Called to Serve

Looking for one’s passion

The Rev. Tonya Lawrence knows there are often no easy answers when it comes to helping young people map their futures. Lawrence, who has worked with youth and young adults for years, became the vocational discernment coordinator for the North Georgia Conference in Atlanta in July 2014.

Teenagers, college students and other young people can find it challenging to realize how their vocation can match up with their goal to make a living. One's occupation may not coincide with one's passion, and that division may lead to a career that is not fully satisfying.

Lawrence recently had a chance to mentor a high school senior who was having second thoughts about a career choice she had held for years. She saw an opportunity to show how vocation and occupation can intermingle with God's direction.

"This young lady has been interested in becoming a pharmacist for years," says Lawrence. "However, she began to reconsider that after thinking she may be interested in missions instead. I encouraged her to continue to pursue her studies in order to become a pharmacist, because there are many places around the world where there is little access to medical treatment and she could be in mission and share that knowledge."

As it happens, the teen will enter college this fall to pursue a career in pharmacy. She also plans to go on a mission trip this summer, according to Lawrence.

"It's important to talk about these issues and to explore them with young people," Lawrence adds. "It's important to give them options and to encourage them to try different things. And it's important for them to connect with God in the midst of that experience.

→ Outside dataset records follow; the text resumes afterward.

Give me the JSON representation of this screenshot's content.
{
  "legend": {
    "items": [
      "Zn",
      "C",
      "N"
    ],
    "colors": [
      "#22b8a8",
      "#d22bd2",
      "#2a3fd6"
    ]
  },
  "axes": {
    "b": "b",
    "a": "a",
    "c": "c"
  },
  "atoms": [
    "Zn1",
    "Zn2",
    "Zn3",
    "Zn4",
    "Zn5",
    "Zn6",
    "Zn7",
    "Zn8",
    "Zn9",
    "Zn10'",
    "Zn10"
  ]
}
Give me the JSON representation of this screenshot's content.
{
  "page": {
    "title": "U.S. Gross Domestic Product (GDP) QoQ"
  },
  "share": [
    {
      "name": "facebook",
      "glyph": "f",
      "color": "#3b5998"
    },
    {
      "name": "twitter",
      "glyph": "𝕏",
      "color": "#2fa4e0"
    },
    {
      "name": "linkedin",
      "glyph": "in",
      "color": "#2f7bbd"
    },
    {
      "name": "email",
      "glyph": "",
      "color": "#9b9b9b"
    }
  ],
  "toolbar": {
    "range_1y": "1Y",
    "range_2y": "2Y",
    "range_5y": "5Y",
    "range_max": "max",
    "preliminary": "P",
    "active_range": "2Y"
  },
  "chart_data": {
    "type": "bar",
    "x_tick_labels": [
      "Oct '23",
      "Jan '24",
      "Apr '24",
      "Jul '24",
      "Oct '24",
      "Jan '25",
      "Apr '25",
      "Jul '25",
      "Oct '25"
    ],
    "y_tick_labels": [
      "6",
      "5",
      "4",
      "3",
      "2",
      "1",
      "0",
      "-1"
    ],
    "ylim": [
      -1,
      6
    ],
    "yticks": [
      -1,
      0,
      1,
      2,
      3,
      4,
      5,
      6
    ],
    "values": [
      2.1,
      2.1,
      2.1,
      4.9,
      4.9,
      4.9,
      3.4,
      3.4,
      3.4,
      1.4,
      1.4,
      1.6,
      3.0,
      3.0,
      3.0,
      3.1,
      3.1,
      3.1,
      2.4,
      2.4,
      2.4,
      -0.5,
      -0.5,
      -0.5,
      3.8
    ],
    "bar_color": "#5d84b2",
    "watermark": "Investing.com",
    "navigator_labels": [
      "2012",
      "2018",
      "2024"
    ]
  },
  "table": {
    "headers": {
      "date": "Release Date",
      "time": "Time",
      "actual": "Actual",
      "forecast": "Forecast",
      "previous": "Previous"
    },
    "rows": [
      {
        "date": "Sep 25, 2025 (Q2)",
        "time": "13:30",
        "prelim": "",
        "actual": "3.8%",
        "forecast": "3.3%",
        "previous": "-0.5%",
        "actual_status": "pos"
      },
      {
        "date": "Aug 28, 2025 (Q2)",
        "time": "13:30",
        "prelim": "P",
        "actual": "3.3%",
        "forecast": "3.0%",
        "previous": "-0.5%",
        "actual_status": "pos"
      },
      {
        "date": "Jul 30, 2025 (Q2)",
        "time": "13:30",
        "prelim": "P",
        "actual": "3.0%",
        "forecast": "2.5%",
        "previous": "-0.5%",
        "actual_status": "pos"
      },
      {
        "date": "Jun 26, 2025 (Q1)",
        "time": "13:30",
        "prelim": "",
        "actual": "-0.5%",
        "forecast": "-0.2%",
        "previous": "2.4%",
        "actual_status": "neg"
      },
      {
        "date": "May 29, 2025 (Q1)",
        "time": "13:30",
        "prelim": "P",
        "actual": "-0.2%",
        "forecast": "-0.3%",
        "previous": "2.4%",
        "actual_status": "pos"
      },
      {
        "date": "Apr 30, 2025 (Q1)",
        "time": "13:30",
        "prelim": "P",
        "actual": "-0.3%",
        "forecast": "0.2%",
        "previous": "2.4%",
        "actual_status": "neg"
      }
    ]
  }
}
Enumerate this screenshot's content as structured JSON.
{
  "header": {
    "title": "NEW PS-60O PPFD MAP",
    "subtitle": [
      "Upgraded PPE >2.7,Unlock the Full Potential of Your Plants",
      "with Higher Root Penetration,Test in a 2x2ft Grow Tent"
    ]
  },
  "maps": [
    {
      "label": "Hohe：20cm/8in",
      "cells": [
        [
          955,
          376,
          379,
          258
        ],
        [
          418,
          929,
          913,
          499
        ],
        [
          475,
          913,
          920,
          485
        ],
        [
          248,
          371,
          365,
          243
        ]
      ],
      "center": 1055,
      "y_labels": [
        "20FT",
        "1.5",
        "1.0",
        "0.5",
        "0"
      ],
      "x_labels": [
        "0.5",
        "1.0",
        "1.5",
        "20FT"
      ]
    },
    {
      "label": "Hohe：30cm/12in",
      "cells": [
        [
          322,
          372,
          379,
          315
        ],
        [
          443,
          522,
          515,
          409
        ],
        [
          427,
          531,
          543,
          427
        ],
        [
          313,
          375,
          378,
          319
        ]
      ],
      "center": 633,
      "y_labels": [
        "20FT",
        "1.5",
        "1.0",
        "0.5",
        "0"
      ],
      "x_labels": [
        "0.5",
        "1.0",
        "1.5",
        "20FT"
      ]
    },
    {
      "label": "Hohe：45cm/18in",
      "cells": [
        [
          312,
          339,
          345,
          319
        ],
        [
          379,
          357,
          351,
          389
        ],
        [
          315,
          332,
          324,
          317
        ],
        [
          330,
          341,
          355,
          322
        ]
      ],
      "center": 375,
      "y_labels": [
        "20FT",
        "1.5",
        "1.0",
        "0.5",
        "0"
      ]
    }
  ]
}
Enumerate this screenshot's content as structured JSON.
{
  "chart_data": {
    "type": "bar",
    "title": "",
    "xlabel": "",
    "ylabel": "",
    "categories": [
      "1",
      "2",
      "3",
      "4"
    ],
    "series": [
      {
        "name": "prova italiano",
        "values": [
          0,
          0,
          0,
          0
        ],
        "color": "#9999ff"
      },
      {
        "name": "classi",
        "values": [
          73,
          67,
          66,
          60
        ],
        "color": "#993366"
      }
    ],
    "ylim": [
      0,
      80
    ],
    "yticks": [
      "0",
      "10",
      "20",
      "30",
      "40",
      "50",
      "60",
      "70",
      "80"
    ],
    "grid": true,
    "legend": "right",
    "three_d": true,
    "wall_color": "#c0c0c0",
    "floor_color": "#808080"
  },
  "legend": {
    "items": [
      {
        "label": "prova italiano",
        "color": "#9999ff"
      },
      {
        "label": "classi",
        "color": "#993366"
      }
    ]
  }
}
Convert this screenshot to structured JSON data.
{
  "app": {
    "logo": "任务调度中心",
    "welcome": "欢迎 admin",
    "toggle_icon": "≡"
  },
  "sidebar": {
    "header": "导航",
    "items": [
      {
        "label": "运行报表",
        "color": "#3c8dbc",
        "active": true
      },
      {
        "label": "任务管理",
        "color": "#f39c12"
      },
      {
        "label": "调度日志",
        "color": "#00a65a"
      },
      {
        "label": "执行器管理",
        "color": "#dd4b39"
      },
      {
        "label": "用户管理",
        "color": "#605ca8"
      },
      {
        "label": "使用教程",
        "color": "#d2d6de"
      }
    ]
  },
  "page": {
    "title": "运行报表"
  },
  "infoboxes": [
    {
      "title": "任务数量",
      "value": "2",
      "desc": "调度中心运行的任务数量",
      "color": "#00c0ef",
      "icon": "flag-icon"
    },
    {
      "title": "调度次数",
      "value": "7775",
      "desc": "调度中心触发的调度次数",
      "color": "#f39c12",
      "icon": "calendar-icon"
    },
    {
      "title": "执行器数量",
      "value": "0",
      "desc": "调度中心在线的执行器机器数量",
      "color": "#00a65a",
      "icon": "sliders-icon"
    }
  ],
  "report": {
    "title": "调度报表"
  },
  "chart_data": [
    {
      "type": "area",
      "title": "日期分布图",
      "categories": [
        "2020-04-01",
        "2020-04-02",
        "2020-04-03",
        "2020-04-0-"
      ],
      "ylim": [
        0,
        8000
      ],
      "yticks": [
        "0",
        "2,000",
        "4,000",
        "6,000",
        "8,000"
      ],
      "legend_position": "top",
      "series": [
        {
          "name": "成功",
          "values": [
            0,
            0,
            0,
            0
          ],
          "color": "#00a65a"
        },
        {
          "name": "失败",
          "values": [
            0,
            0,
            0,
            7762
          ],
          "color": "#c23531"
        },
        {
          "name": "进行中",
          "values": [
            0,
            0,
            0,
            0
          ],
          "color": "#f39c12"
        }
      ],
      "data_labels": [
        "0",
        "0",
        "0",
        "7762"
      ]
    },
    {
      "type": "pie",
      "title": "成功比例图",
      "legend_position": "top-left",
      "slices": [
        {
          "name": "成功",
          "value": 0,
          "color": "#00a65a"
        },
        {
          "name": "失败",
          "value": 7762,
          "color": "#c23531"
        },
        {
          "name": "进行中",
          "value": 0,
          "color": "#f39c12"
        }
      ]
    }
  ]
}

"I didn't want to give her an answer as much as try to guide her and give her some what-ifs along the way."

‘Windows to God'

Leaders are forever seeking a balance as they try to help youth and young adults find their way in life and in livelihood. Similarities and differences between one's passion, vocation and occupation may be hard to discern.

"Hopefully, they intersect, but in our culture that's very difficult," says the Rev. Schuyler Rhodes, superintendent of the Bridges District of the California-Nevada Conference.

"Ideally, I think if we are being a Christian community, we empower people so that what they do, their passion intersects with vocation and that becomes their occupation," he continues.

"Students today coming out of college are so deeply in debt they just have to work to get out of debt, and the opportunity to explore their passion ... is becoming harder and harder.

"You can help people find their vocation by discovering their passion," he says, "and if they pursue their passion, therein perhaps often lies their vocation. If they're really, really determined, and they're lucky, that can be the way they make money.

"Our work is to stir the embers, get the fires of passion burning and find ways in our context that we can do that."

To begin, says the Rev. Ashlee Alley of the Great Plains Conference, it is important for young people to understand the meaning of "vocation." It comes from the Latin word "to call," she explains, though many may associate it with vocational tech schools.

"My favorite quote on this idea of vocation is from (author and theologian) Frederick Buechner," says Alley, who is conference clergy recruitment and development coordinator and was previously campus minister at Southwestern College in Winfield, Kansas. "He says vocation is where your deep gladness meets the world's deep need. I think that gives us this idea that our passions are actually windows to God. Things that we enjoy could be an indicator for what God has called us to do.

‘Being with young people where they are'

"It is so important to talk to young people about this because of this idea that if you set your chart straight ahead but you're one degree off, then by the time you end up miles and miles away, you're really far off," Alley continues. "But if you make that adjustment at the beginning, you can stay straight on course. It's so important to talk to young people because they're just beginning to make those decisions."

Lawrence's role is to connect with churches in an effort to find more young people with diverse ethnic backgrounds to enter the ordained ministry. She agrees that it is critical to help youth consider both vocation and occupation.

"I think about a lot of people that reach midlife or beyond, wake up one day and say, ‘I was supposed to do something completely different, and I've wasted time or I'm not happy,'" Lawrence explains. "If someone could have been involved in helping them discern earlier on, then I wonder how much happier they would have been down the road."

To connect with the young age group, Rhodes says, it is important that clergy and leaders be authentic.

It is about "being with young people where they are," he says. "I think we often love young people where we want them to be, but not actually where they are. That means we have to change our location and go to where young adults and young people really are living and where their lives and contexts are.

"It's not just about what do we do for them, but how can they be our teachers. Youth have a lot to teach us about faith and about God in many, many ways."

John McBryde is a freelance writer in Franklin, Tennessee.